How do covariance matrix $C = AA^T$ justify the actual $A^TA$ in PCA?

2.4k Views Asked by At

For computational efficiency in PCA, evaluation of covariance matrix is done as $C = AA^T$ instead of original $C=A^TA$. How can that be justified? What steps are needed then to recover the original information? Although I can find the beauty and idea of PCA algorithm, still having hard time understanding some concepts.

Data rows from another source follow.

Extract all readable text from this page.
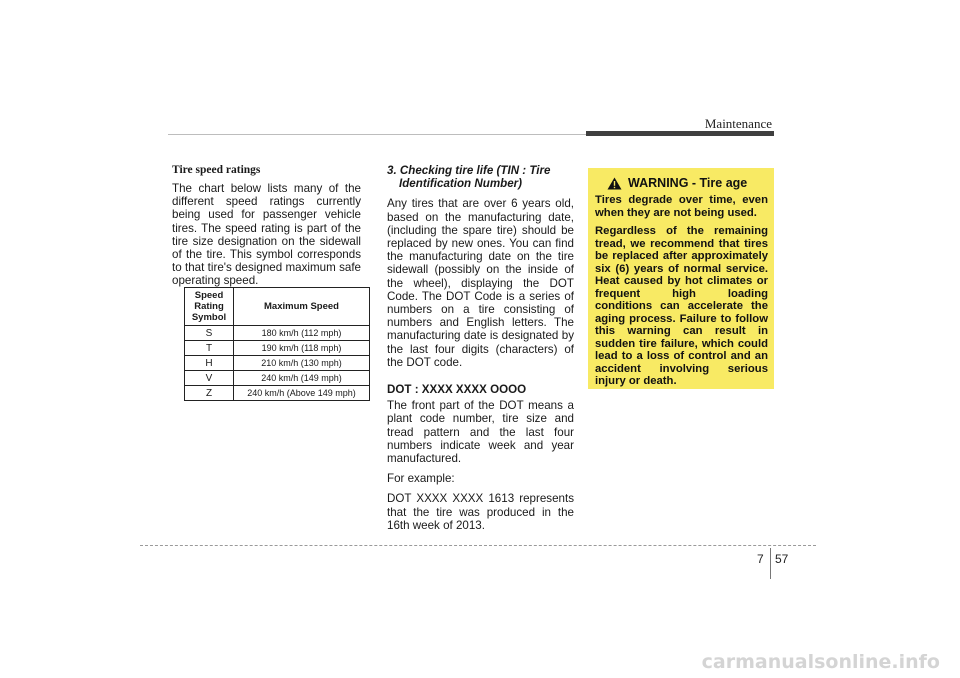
Maintenance
Tire speed ratings

The chart below lists many of the different speed ratings currently being used for passenger vehicle tires. The speed rating is part of the tire size designation on the sidewall of the tire. This symbol corresponds to that tire's designed maximum safe operating speed.

Speed
Rating
Symbol	Maximum Speed
S	180 km/h (112 mph)
T	190 km/h (118 mph)
H	210 km/h (130 mph)
V	240 km/h (149 mph)
Z	240 km/h (Above 149 mph)
3. Checking tire life (TIN : Tire
Identification Number)

Any tires that are over 6 years old, based on the manufacturing date, (including the spare tire) should be replaced by new ones. You can find the manufacturing date on the tire sidewall (possibly on the inside of the wheel), displaying the DOT Code. The DOT Code is a series of numbers on a tire consisting of numbers and English letters. The manufacturing date is designated by the last four digits (characters) of the DOT code.

DOT : XXXX XXXX OOOO

The front part of the DOT means a plant code number, tire size and tread pattern and the last four numbers indicate week and year manufactured.

For example:

DOT XXXX XXXX 1613 represents that the tire was produced in the 16th week of 2013.

WARNING - Tire age

Tires degrade over time, even when they are not being used.

Regardless of the remaining tread, we recommend that tires be replaced after approximately six (6) years of normal service. Heat caused by hot climates or frequent high loading conditions can accelerate the aging process. Failure to follow this warning can result in sudden tire failure, which could lead to a loss of control and an accident involving serious injury or death.

7 57
carmanualsonline.info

Note: Here $C$ is the covariance matrix and $A$ is the set of data vectors represented in a matrix.

1

There are 1 best solutions below

4
On

Why use these matrix product at all?

Just compute the SVD, using Golub-Kahan or better,

$$A=USV^T,$$

$S$ diagonal, with non-negative diagonal, $U,V$ orthogonal, then you automatically also know the eigenvector decompositions

$$AA^T=U(SS^T)U^T\text{ and }A^TA=V(S^TS)V^T.$$


Representing the matrix as $A=\sum_{k=1}^r σ_k u_kv_k^T$ also allows you to see how the conversion that you asked about works. If $AA^T$ is diagonalized, the result can be written as $AA^T=\sum_{k=1}^r σ_k^2 u_ku_k^T$, the pairs $(λ_k=σ_k^2, u_k)$ are the result of the diagonalization. Since the vectors $u_k$ are orthonormal, one gets $A^Tu_k=σ_k v_k$, so that in turn $v_k=\frac1{\sqrt{λ_k}}A^Tu_k$, where the $v_k$ are the orthonormal eigenvectors of $A^TA$.